The Fed is expected to launch FedNow, its real-time payments system, this month, but banks may take a little longer.
“Three to five years?” I asked Erika Baumann, director of the Datos Insights (formerly Aité-Novarica) commercial banking & payments practice.
“I don’t think it will be that fast,” she said. Unlike many other countries which have adopted real-time payments, U.S. regulators do not require banks to implement real-time payments.
“We are working in an environment with no mandates. The U.S. has 6,000 to 10,000 financial institutions. To get banks to move from batch to operate in real-time, that’s serious with a lot of risks. It’s not easy to develop an entirely new rail for payments. You have financial institutions that haven’t even put faster payments on their roadmap. And by the time the banks do get around to making this a priority, they can’t just flip a switch. Nothing happens that fast in this industry, especially in the United States.”
In June the Federal Reserve published a list of 57 early adopter organizations that had completed formal testing and certification on the FedNow Service in advance of its launch in late July. The list included 41 financial institutions, 15 payment processing vendors and the U.S. Department of the Treasury.
Baumann approaches the list of vendors with caution.
“I would hesitate to say that they are ready. The commitment is there, but until a vendor goes live with a bank I wouldn’t consider that a success.”
The country already processes a considerable number of real-time payments through The Clearing House (TCH). Owned by 22 of the largest commercial banks, it was first out with real-time payments, called RTP, in November 2017.
The largest banks went live early and quickly, Baumann said. When TCH announced its fifth anniversary of operations earlier this year it said RTP reaches 65% of DDAs, a reflection of the size of its participating banks.
“Today the RTP network’s real-time payment capabilities are accessible to financial institutions that hold close to 90% of U.S. demand deposit accounts (DDAs), and the network currently reaches 65% of U.S. DDAs.”

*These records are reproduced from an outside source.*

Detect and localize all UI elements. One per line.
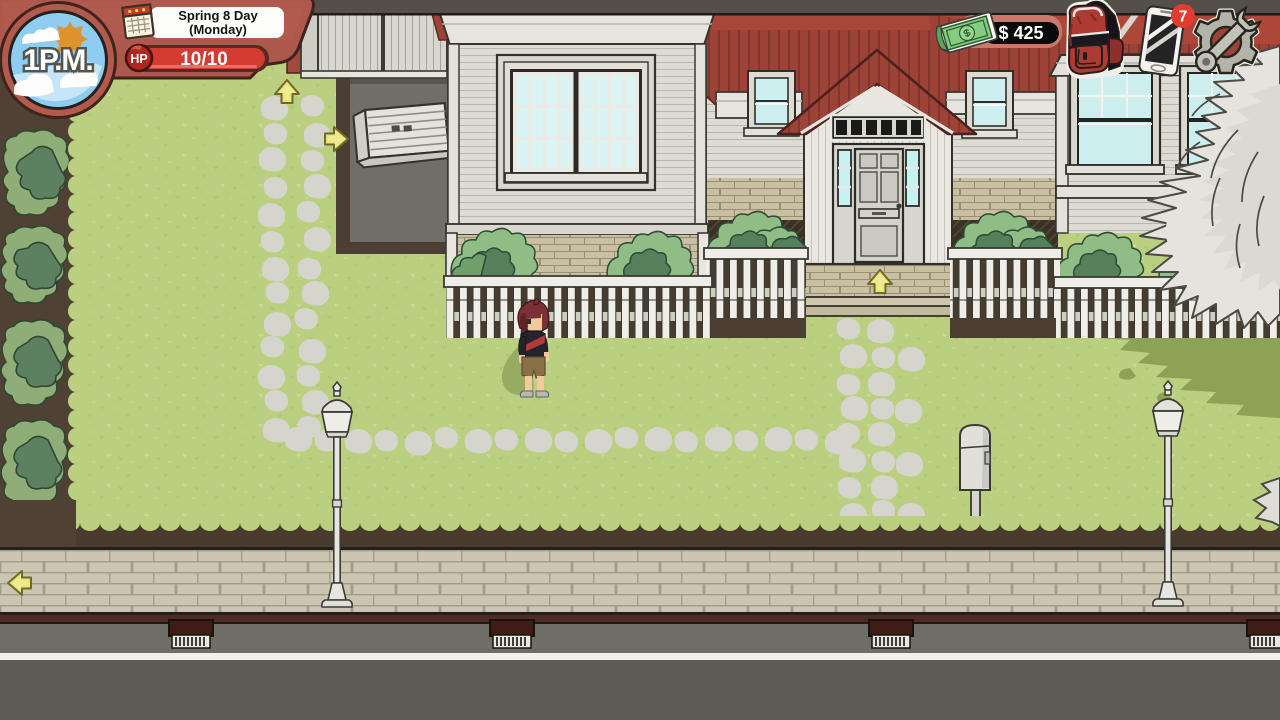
svg-text:10/10: 10/10 <box>180 49 228 70</box>
svg-text:Spring 8 Day: Spring 8 Day <box>178 8 258 23</box>
svg-text:(Monday): (Monday) <box>189 22 247 37</box>
svg-text:$ 425: $ 425 <box>998 23 1043 43</box>
svg-text:HP: HP <box>130 52 147 66</box>
svg-text:1P.M.: 1P.M. <box>23 44 93 77</box>
svg-text:7: 7 <box>1179 9 1188 26</box>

Smaller banks were slower to sign up for RTP— a lot didn’t trust The Clearing House. Then when the Fed announced it would open a second network for real-time payments many smaller banks decided to wait for it, Baumann said.
Most of the banks that have gone live on RTP will go live with FedNow, while some smaller banks may go with FedNow only, Baumann added.
She knows that some smaller banks think the big banks will use RTP to take advantage of them, but she doesn’t think that’s true.
“TCH’s goal is ubiquity, it wants to get as many payments going through its system as possible.” The pricing for both systems is nearly identical, she added, but getting a system up and running can be costly.
Financial firms need resources — technology and people to implement it — and that is a catalyst for some mergers, such as BBT and SunTrust, added Baumann, who expects more bank M&A.
“A prime reason was to use some best-in-class technology to keep up with the industry.” And the industry isn’t just other banks, it included fintechs, she said.
“In a study I did for Finastra, my research showed in North America 61% of banks know 10% or more of their payments volume has moved to a fintech — the value-added service of running the actual transaction has moved to a fintech partner. Banks say they know they have work to do.”
Businesses say they are going to fintechs directly because it is too hard to submit a payment file with their banks, and they want access to real-time payments.
“Corporations are becoming less concerned with the how — they just want an efficient service, at a reasonable cost and speed. They are less concerned with the rail. They want to transact and have it available in an automated process.”
Companies have choices in addition to The Clearing House’s RTP and soon FedNow, she added, such as push to card from Visa Direct and Mastercard Send, Zelle and digital wallets like PayPal. A single payment process won’t fit all use cases. Push to card works well where the debit card information in already in hand.
“If you have made a return of an item purchased on Amazon and funds have to come back, if they have your debit card they can push the refund to you. It’s a great experience and makes sense. Visa and Mastercard have market opportunity and room to grow, but it’s a different space from RTP. That’s why we won’t have one payment type that rules them all.”
In banking, a new process doesn’t replace an older process, it is just added to the financial processes inventory.
“We still have checks, and even though the total percentage of checks has gone down, we don’t do an even mediocre job of replacing old processes, we just add. You still have businesses asking if they should move to digital payments, and ACH has been around for 40 years!”